Friday, October 22, 2010

CF3 Coffee Chat - Adam / Goetz Residence

The October CF3 Coffee Chat took us to the other side of the Ohio River to Dayton Kentucky. Perched high on the hillside, the Adam / Goetz residence was built in 2000 by the current owners. Most of the Mid Century Modern homes CF3 tours typically have renovations, additions or other more modern time modifications, this was our first tour of a way newer ground up custom modern home. To the left the backyard has a small lap pool ripe for this photogenic moment.

Approaching the house, there's a lot of concrete, we know I'm game immediately. To get to the front door one must ascend either the concrete steps or ramp to the first level from the driveway similar to the Woodie Garber home in Glendale.



This is the main approach to the house. The plan is symmetrically balanced with the horizontal rooflines echoed with the cantilevering balconies. The house has a great view of the Ohio River Valley.



The house offers many photogenic moments which I took full advantage of prior to CF3 members arriving.





The structure of the house is a combination of concrete, steel and wood. Large I-Beams cantilever from the structure to carry the balconies. The cable railing is hardly noticable lending transparency to accent the cantilevered planes.






Inside, the house opens up immediately with full height glass and open floor plan. The house is undoubtedly influenced by Mary's House designed by the late David Niland with heavy symmetry & planar forms.

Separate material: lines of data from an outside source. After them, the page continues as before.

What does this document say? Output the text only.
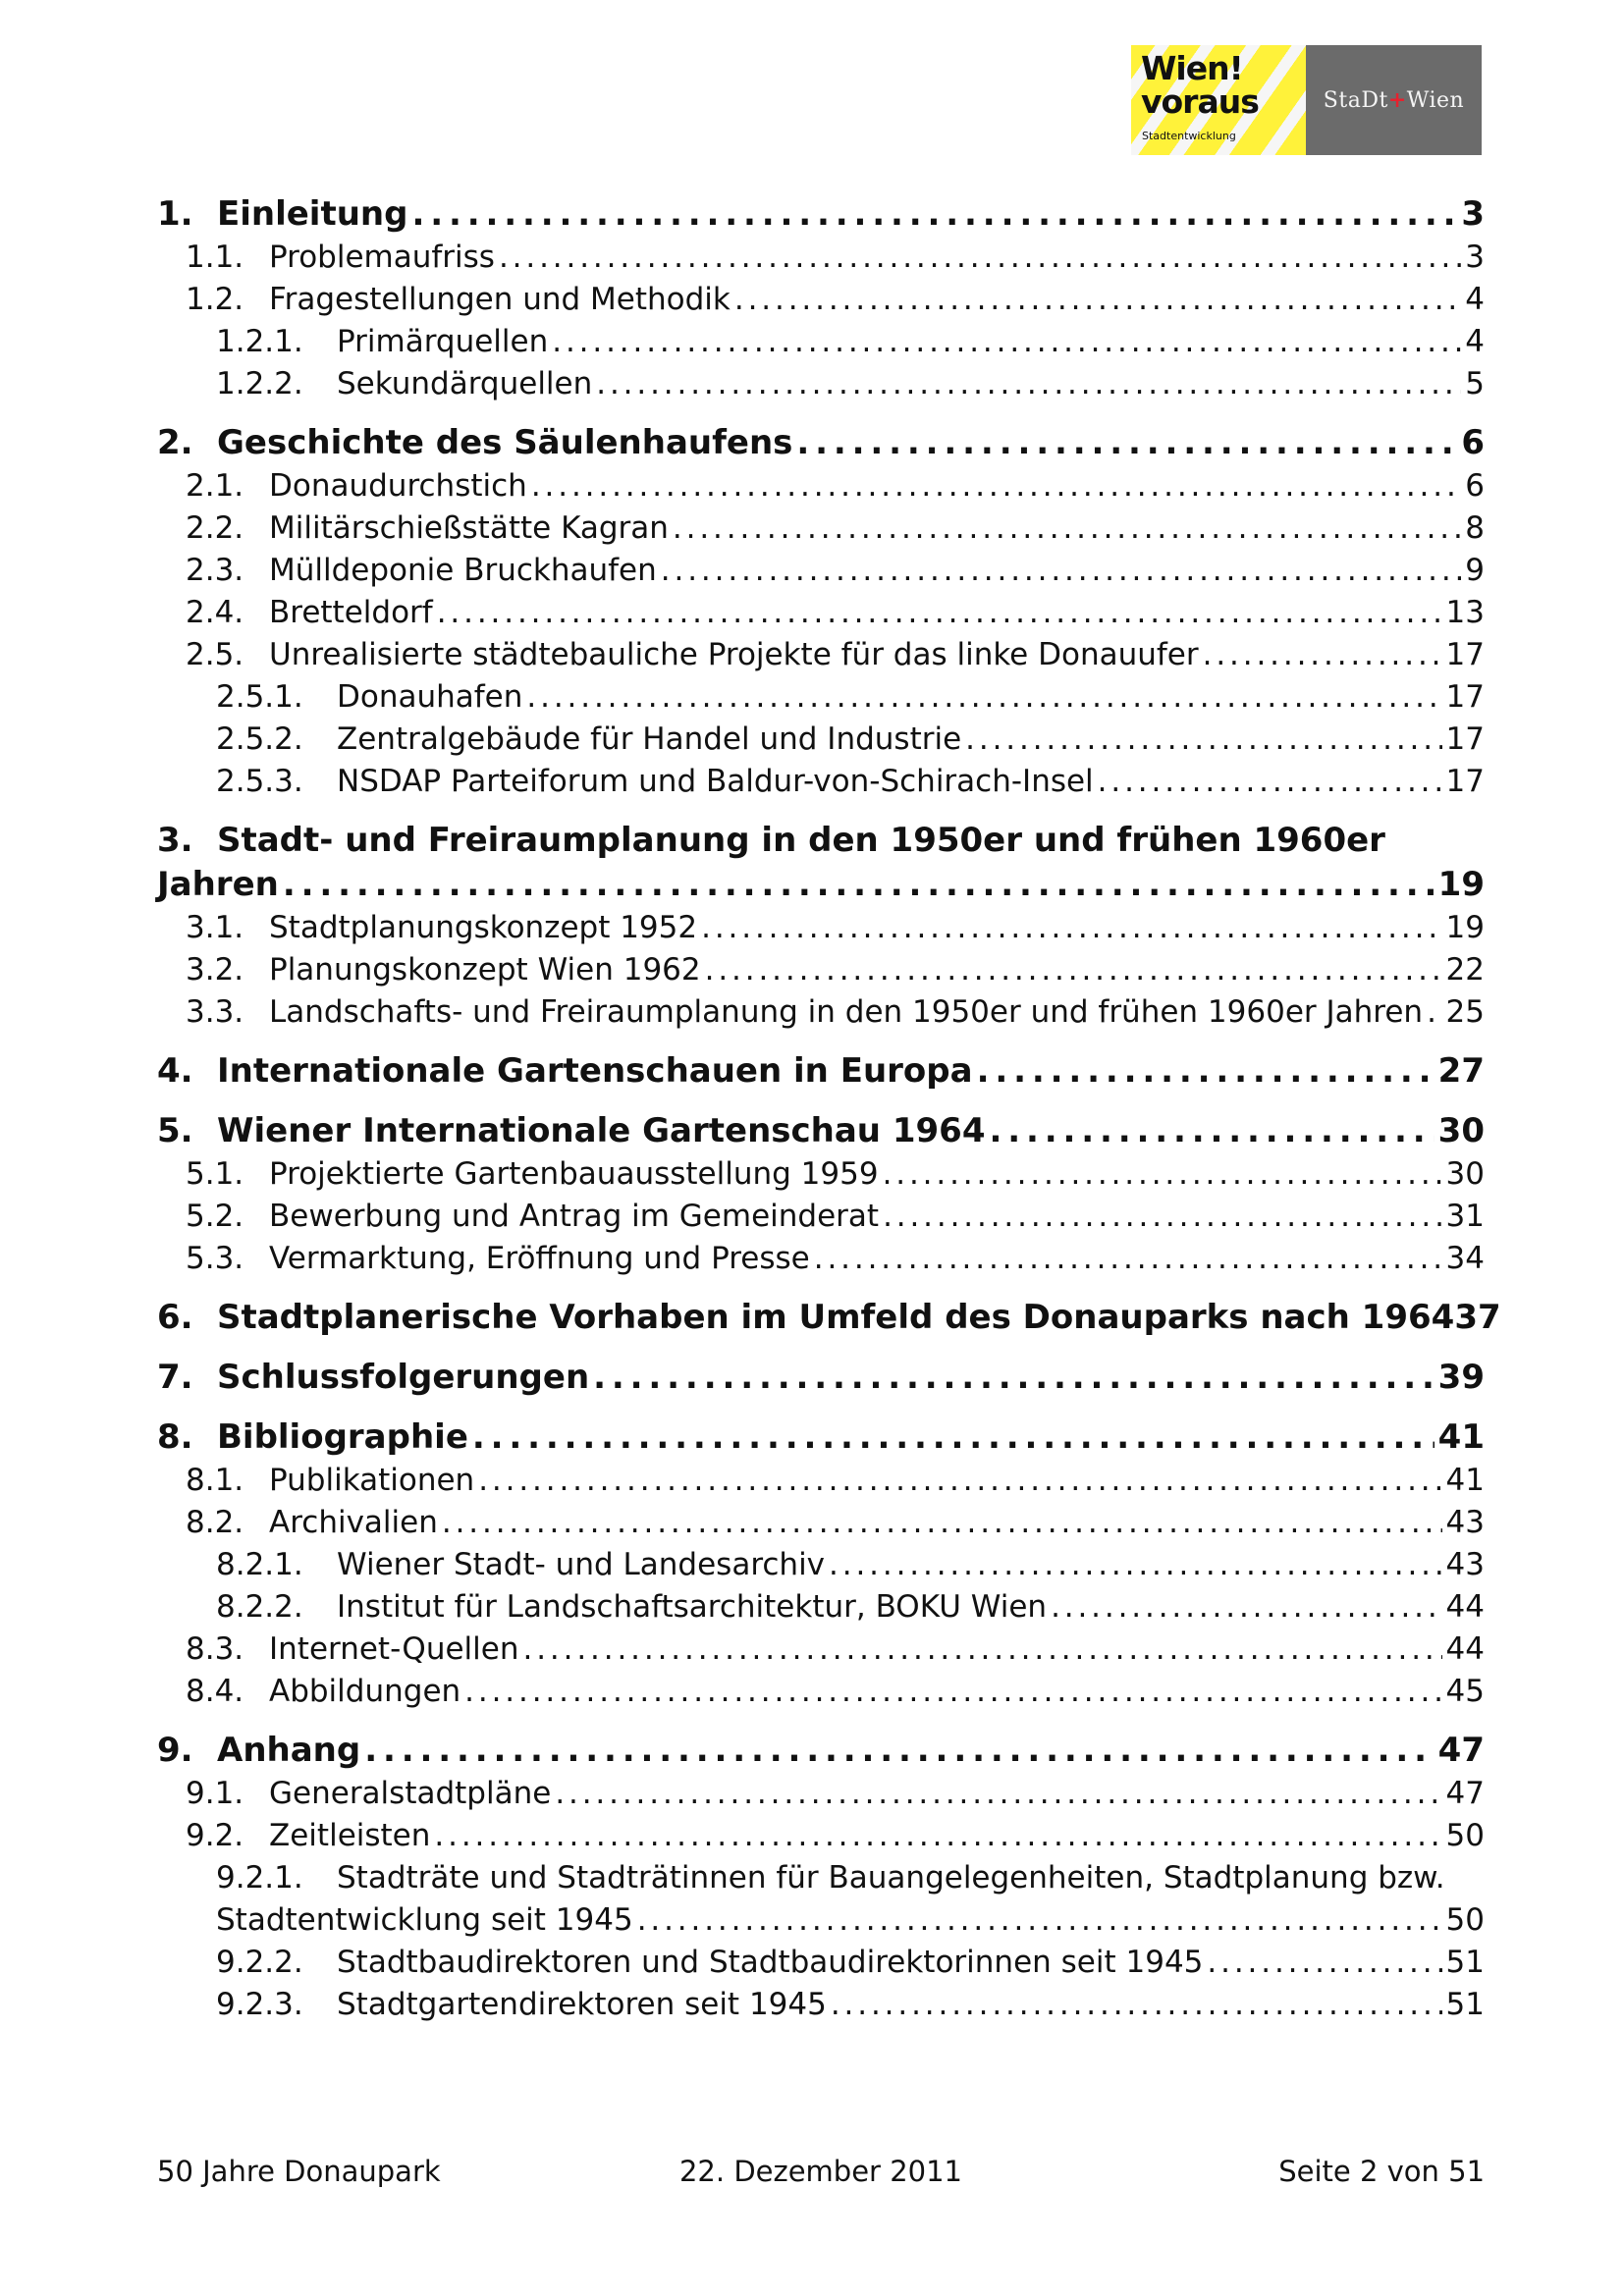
Wien!
voraus
Stadtentwicklung
StaDt + Wien
1. Einleitung . . .	3
1.1. Problemaufriss . . .	3
1.2. Fragestellungen und Methodik . . .	4
1.2.1.	Primärquellen . . .	4
1.2.2.	Sekundärquellen . . .	5
2. Geschichte des Säulenhaufens . . .	6
2.1. Donaudurchstich . . .	6
2.2. Militärschießstätte Kagran . . .	8
2.3. Mülldeponie Bruckhaufen . . .	9
2.4. Bretteldorf . . .	13
2.5. Unrealisierte städtebauliche Projekte für das linke Donauufer . . .	17
2.5.1.	Donauhafen . . .	17
2.5.2.	Zentralgebäude für Handel und Industrie . . .	17
2.5.3.	NSDAP Parteiforum und Baldur-von-Schirach-Insel . . .	17
3. Stadt- und Freiraumplanung in den 1950er und frühen 1960er
Jahren . . .	19
3.1. Stadtplanungskonzept 1952 . . .	19
3.2. Planungskonzept Wien 1962 . . .	22
3.3. Landschafts- und Freiraumplanung in den 1950er und frühen 1960er Jahren . . . 25
4. Internationale Gartenschauen in Europa . . .	27
5. Wiener Internationale Gartenschau 1964 . . .	30
5.1. Projektierte Gartenbauausstellung 1959 . . .	30
5.2. Bewerbung und Antrag im Gemeinderat . . .	31
5.3. Vermarktung, Eröffnung und Presse . . .	34
6. Stadtplanerische Vorhaben im Umfeld des Donauparks nach 1964 37
7. Schlussfolgerungen . . .	39
8. Bibliographie . . .	41
8.1. Publikationen . . .	41
8.2. Archivalien . . .	43
8.2.1.	Wiener Stadt- und Landesarchiv . . .	43
8.2.2.	Institut für Landschaftsarchitektur, BOKU Wien . . .	44
8.3. Internet-Quellen . . .	44
8.4. Abbildungen . . .	45
9. Anhang . . .	47
9.1. Generalstadtpläne . . .	47
9.2. Zeitleisten . . .	50
9.2.1.	Stadträte und Stadträtinnen für Bauangelegenheiten, Stadtplanung bzw.
Stadtentwicklung seit 1945 . . .	50
9.2.2.	Stadtbaudirektoren und Stadtbaudirektorinnen seit 1945 . . .	51
9.2.3.	Stadtgartendirektoren seit 1945 . . .	51
50 Jahre Donaupark	22. Dezember 2011	Seite 2 von 51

The main living space is central to the four corners of the house. Custom concrete countertops abound all the built-ins nooks around the house. A nice comparison shot of Mary's House can be found here.

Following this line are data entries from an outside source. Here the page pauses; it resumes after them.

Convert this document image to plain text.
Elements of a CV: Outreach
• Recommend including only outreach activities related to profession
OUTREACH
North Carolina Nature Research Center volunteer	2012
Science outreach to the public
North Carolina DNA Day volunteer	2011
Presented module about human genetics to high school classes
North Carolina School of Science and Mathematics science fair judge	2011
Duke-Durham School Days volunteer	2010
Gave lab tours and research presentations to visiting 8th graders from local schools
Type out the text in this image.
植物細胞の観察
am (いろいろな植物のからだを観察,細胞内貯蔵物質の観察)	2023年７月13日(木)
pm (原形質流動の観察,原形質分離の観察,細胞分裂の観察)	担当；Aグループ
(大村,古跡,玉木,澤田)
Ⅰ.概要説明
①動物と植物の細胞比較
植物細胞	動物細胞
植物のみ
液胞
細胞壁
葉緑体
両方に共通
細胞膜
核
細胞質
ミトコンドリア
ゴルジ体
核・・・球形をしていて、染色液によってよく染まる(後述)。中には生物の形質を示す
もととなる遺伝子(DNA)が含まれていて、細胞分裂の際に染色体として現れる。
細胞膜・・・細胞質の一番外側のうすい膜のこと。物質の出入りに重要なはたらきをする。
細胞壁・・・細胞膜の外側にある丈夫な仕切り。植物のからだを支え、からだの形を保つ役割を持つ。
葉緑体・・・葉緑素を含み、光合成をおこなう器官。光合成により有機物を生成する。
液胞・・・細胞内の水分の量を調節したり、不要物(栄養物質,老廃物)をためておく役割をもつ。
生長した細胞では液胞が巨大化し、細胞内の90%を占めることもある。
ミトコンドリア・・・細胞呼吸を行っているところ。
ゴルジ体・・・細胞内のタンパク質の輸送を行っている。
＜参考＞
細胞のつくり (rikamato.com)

The large galley kitchen heads the main living space off the entry with openings open the backsplash and cabinets. The white stays true down to the cabinetry.






More photogenic moments.











The formal front of the stark white house contrasts heavily against the natural hillside offering visual purity of the built object.









1 comment:

  1. Who knew concrete, steel and wood could look so good?